Yasmine kembali membuka mata, dan tidak ada yang berubah. Sekekelilingnya masih sama, pun dengan dirinya yang lain.
"Aku di mana?" tanya Yasmine.
"Beneran kesambet ya, lu?!" perempuan itu menatap Yasmine tak habis pikir.
Beberapa lembar dokumen ia banting di meja seberang Yasmine. Bersamaan dengan netranya yang menatap Yasmine dengan serius, "Baca dan pahami. Kesempatan lu buat menangin hak asuh Leo sama Lia nggak banyak. Jadi pikir-pikir lagi apa yang harus lu ambil. Kalau kata gue, lu harus minta banyak kompensansi biar nggak ngenes-ngenes amat. Leo sama Lia udah kelas enam dan bentar lagi SMP. Jadi mereka udah bisa milih mau tinggal sama siapa. Kalau menurut lu mereka bakal milih Bapaknya, minta setidaknya 70% harta yang udah lu sama Benjamin kumpulin selama ini."
Dari banyaknya kata dan kalimat yang perempuan itu bicarakan, hanya satu kata yang dapat dengan baik masuk dalam indra dengar Yasmine. Saat nama Ben disebut, Yasmine dengan gerak cepat menengadah antusias.
"Ben?"
"Iyalah, harta lu sama Ben."
Yasmine beranjak dan mendekat, "Dimana Ben?"
"Ya nggak tau. Lu kenapa sih? Kalau cerai sama Ben buat lu gila terus kenapa lu menggunggat gue tanya?!"
"C-cerai? Maksudnya, a-ku sama Ben? Cerai?"
Perempuan itu terlihat menyugar rambutnya dengan helaan napas besar--frustasi. Sebelum kembali menatap lekat Yasmin tak habis pikir, "Lu kenapa sih, Yas?"
Dia kemudian duduk pada kursi yang berada tepat di samping Yasmin. Kali ini, raut perempuan itu terlihat sendu--serius dan sorotnya melayangkan kepedulian yang terbalut apik dengan rasa khawatir.
Dia menarik tegas kedua tangan Yasmin untuk digenggamnya, "Lu harus kuat demi Lia sama Leo. Lo nggak boleh kayak gini, Yasmin! Lu kenapa?"
Yasmin kemudian hanya bisa menggeleng. Ia betulan tidak dapat memahami situasi yang ia hadapi sekarang. Dalam kepalanya, ia tetap menegaskan jika semua ini hanyalah mimpi. Namun, perempuan yang tengah bersamanya saat ini terus saja berbicara dan semakin membuat Yasmin kebingungan.
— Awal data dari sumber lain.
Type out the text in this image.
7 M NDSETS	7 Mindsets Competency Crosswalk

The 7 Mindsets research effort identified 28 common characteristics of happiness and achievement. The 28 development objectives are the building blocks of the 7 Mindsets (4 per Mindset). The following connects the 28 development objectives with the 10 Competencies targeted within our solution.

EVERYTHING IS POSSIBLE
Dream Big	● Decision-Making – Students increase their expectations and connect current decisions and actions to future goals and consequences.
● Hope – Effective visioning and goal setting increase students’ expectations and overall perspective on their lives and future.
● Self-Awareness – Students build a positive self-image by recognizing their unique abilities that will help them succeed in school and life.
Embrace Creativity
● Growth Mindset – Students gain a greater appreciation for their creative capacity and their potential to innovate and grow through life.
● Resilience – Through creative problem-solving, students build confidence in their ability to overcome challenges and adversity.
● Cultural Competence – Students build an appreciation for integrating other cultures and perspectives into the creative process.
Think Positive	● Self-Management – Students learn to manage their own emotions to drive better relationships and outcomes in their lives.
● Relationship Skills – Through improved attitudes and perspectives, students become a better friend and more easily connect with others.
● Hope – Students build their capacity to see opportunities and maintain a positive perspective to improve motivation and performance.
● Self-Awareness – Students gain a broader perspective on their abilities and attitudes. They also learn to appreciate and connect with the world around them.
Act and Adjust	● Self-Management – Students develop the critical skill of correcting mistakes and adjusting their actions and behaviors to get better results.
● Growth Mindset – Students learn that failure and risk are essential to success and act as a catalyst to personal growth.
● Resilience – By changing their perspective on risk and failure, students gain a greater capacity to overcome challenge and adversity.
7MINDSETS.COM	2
"Okey ... lu mungkin kecapekan sekarang. Lia sama Leo biar gue yang jemput, sekarang lu mending mandi terus habis itu tidur. Kalau ada apa-apa lu bisa panggil gue," final perempuan itu saat Yasmin tak kunjung menjawab.
Kemudian membereskan barang bawaannya, dan berlalu meninggalkan Yasmin dalam ketakutannya.